Since code transmission from DNA to mRNA is extremely precise, any error in the code affects protein synthesis. If the error is serious enough, it eventually affects some body trait or feature.

Mutations

Down’s syndrome (or mongolism), a congenital condition with moderate to severe mental retardation; characteristic features include: broad flat faces, slanted eyes, small ears and noses; heart defects and other abnormalities.

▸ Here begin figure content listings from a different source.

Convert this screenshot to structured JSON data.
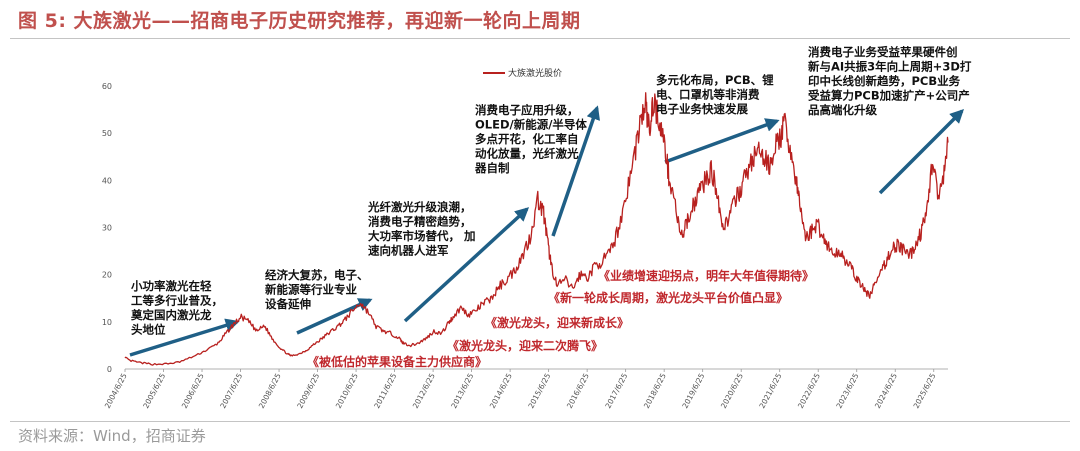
{
  "figure": {
    "title": "图 5:  大族激光——招商电子历史研究推荐，再迎新一轮向上周期",
    "source": "资料来源：Wind，招商证券"
  },
  "chart_data": {
    "type": "line",
    "series": [
      {
        "name": "大族激光股价",
        "color": "#b8211f"
      }
    ],
    "ylim": [
      0,
      60
    ],
    "yticks": [
      0,
      10,
      20,
      30,
      40,
      50,
      60
    ],
    "x_tick_labels": [
      "2004/6/25",
      "2005/6/25",
      "2006/6/25",
      "2007/6/25",
      "2008/6/25",
      "2009/6/25",
      "2010/6/25",
      "2011/6/25",
      "2012/6/25",
      "2013/6/25",
      "2014/6/25",
      "2015/6/25",
      "2016/6/25",
      "2017/6/25",
      "2018/6/25",
      "2019/6/25",
      "2020/6/25",
      "2021/6/25",
      "2022/6/25",
      "2023/6/25",
      "2024/6/25",
      "2025/6/25"
    ],
    "x": [
      2004.48,
      2004.6,
      2004.9,
      2005.2,
      2005.6,
      2005.9,
      2006.3,
      2006.6,
      2006.9,
      2007.1,
      2007.3,
      2007.5,
      2007.7,
      2007.9,
      2008.1,
      2008.3,
      2008.5,
      2008.7,
      2008.8,
      2009.0,
      2009.2,
      2009.4,
      2009.6,
      2009.8,
      2010.0,
      2010.2,
      2010.4,
      2010.6,
      2010.8,
      2011.0,
      2011.2,
      2011.4,
      2011.6,
      2011.7,
      2011.9,
      2012.1,
      2012.3,
      2012.5,
      2012.7,
      2012.9,
      2013.0,
      2013.2,
      2013.4,
      2013.6,
      2013.8,
      2014.0,
      2014.2,
      2014.4,
      2014.6,
      2014.8,
      2015.0,
      2015.2,
      2015.35,
      2015.45,
      2015.55,
      2015.7,
      2015.9,
      2016.1,
      2016.3,
      2016.5,
      2016.7,
      2016.9,
      2017.1,
      2017.3,
      2017.5,
      2017.7,
      2017.85,
      2018.0,
      2018.1,
      2018.2,
      2018.35,
      2018.5,
      2018.6,
      2018.75,
      2018.9,
      2019.0,
      2019.1,
      2019.25,
      2019.4,
      2019.55,
      2019.7,
      2019.85,
      2020.0,
      2020.15,
      2020.3,
      2020.45,
      2020.6,
      2020.75,
      2020.9,
      2021.05,
      2021.2,
      2021.35,
      2021.5,
      2021.6,
      2021.75,
      2021.9,
      2022.0,
      2022.15,
      2022.3,
      2022.45,
      2022.6,
      2022.75,
      2022.9,
      2023.05,
      2023.2,
      2023.35,
      2023.5,
      2023.65,
      2023.8,
      2023.95,
      2024.1,
      2024.25,
      2024.4,
      2024.55,
      2024.7,
      2024.85,
      2025.0,
      2025.15,
      2025.3,
      2025.45,
      2025.6,
      2025.75,
      2025.85
    ],
    "y": [
      2.5,
      1.8,
      1.3,
      1.0,
      1.1,
      1.5,
      2.8,
      4.0,
      5.5,
      7.5,
      9.5,
      11.0,
      10.0,
      8.0,
      9.2,
      6.5,
      4.5,
      3.2,
      2.8,
      3.2,
      4.0,
      5.3,
      6.5,
      7.8,
      9.0,
      10.5,
      12.5,
      14.0,
      12.0,
      9.0,
      8.0,
      7.5,
      6.5,
      5.5,
      5.0,
      5.5,
      6.5,
      8.0,
      7.5,
      10.0,
      11.0,
      13.0,
      11.5,
      12.5,
      14.0,
      15.0,
      17.5,
      19.0,
      21.0,
      24.0,
      28.0,
      36.0,
      33.0,
      27.0,
      22.0,
      17.5,
      19.0,
      17.0,
      20.0,
      19.5,
      22.0,
      23.0,
      25.0,
      30.0,
      37.0,
      45.0,
      52.0,
      56.0,
      50.0,
      57.0,
      53.0,
      47.0,
      41.0,
      36.0,
      28.0,
      29.0,
      32.0,
      35.0,
      38.0,
      40.0,
      42.0,
      38.0,
      30.0,
      32.0,
      35.0,
      38.0,
      41.0,
      44.0,
      46.0,
      45.0,
      43.0,
      47.0,
      49.0,
      52.0,
      47.0,
      40.0,
      35.0,
      28.0,
      29.0,
      31.0,
      28.0,
      26.0,
      24.0,
      25.0,
      23.0,
      21.0,
      19.0,
      17.0,
      15.5,
      18.0,
      20.0,
      23.0,
      25.5,
      26.5,
      25.0,
      24.0,
      26.0,
      29.0,
      33.0,
      45.0,
      36.0,
      41.0,
      48.0
    ],
    "annotations": {
      "a1": [
        "小功率激光在轻",
        "工等多行业普及，",
        "奠定国内激光龙",
        "头地位"
      ],
      "a2": [
        "经济大复苏，电子、",
        "新能源等行业专业",
        "设备延伸"
      ],
      "a3": [
        "光纤激光升级浪潮，",
        "消费电子精密趋势，",
        "大功率市场替代，  加",
        "速向机器人进军"
      ],
      "a4": [
        "消费电子应用升级，",
        "OLED/新能源/半导体",
        "多点开花，化工率自",
        "动化放量，光纤激光",
        "器自制"
      ],
      "a5": [
        "多元化布局，PCB、锂",
        "电、口罩机等非消费",
        "电子业务快速发展"
      ],
      "a6": [
        "消费电子业务受益苹果硬件创",
        "新与AI共振3年向上周期+3D打",
        "印中长线创新趋势，PCB业务",
        "受益算力PCB加速扩产+公司产",
        "品高端化升级"
      ],
      "r1": "《被低估的苹果设备主力供应商》",
      "r2": "《激光龙头，迎来二次腾飞》",
      "r3": "《激光龙头，迎来新成长》",
      "r4": "《新一轮成长周期，激光龙头平台价值凸显》",
      "r5": "《业绩增速迎拐点，明年大年值得期待》"
    },
    "arrow_color": "#1f5f86",
    "red_text_color": "#c0282d",
    "grid": false,
    "legend_position": "top-center"
  }
}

Certain chemicals and types of radiation can cause mutations changes in the structure of genes or chromosomes. The simplest type of mutation is a change in the DNA or RNA nucleotide sequence. Mutations may also involve the number of chromosomes or the gain, loss, or rearrangement of chromosome segments. If a mutation occurs in parental sex cells, the change is passed on to the offspring. In humans, an extra chromosome in body cells (47 instead of 46) has been implicated in Down’s syndrome, a serious mental abnormality.

Most mutations are considered harmful and are, therefore, eventually eliminated. Some, however, enable an organism to adapt to a changing environment. Biologists believe that mutations have caused the many genetic changes involved in the evolution of species.

Assisted by Val W. Woodward

Genetic Terms

allele. One of the members of a gene pair, each of which is found on chromosomes; the pair of alleles determines a specific trait.

chromosome. A structure in the cell nucleus containing genes.

dominance. The expression of one member of an allelic pair at the expense of the other in the phenotypes of heterozygotes.

gene. One of the chromosomal units that transmit specific hereditary traits; a segment of the self-reproducing molecule, deoxyribonucleic acid.

genotype. The genetic make-up of an organism, which may include genes for the traits that do not show up in the phenotype.

heterozygous. Containing dissimilar alleles.

homozygous. Containing a pair of identical alleles.

phenotype. The visible characteristics of an organism (for example, height and colouration).

recessiveness. The masking of one member of an allelic pair by the other in the phenotypes of heterozygotes.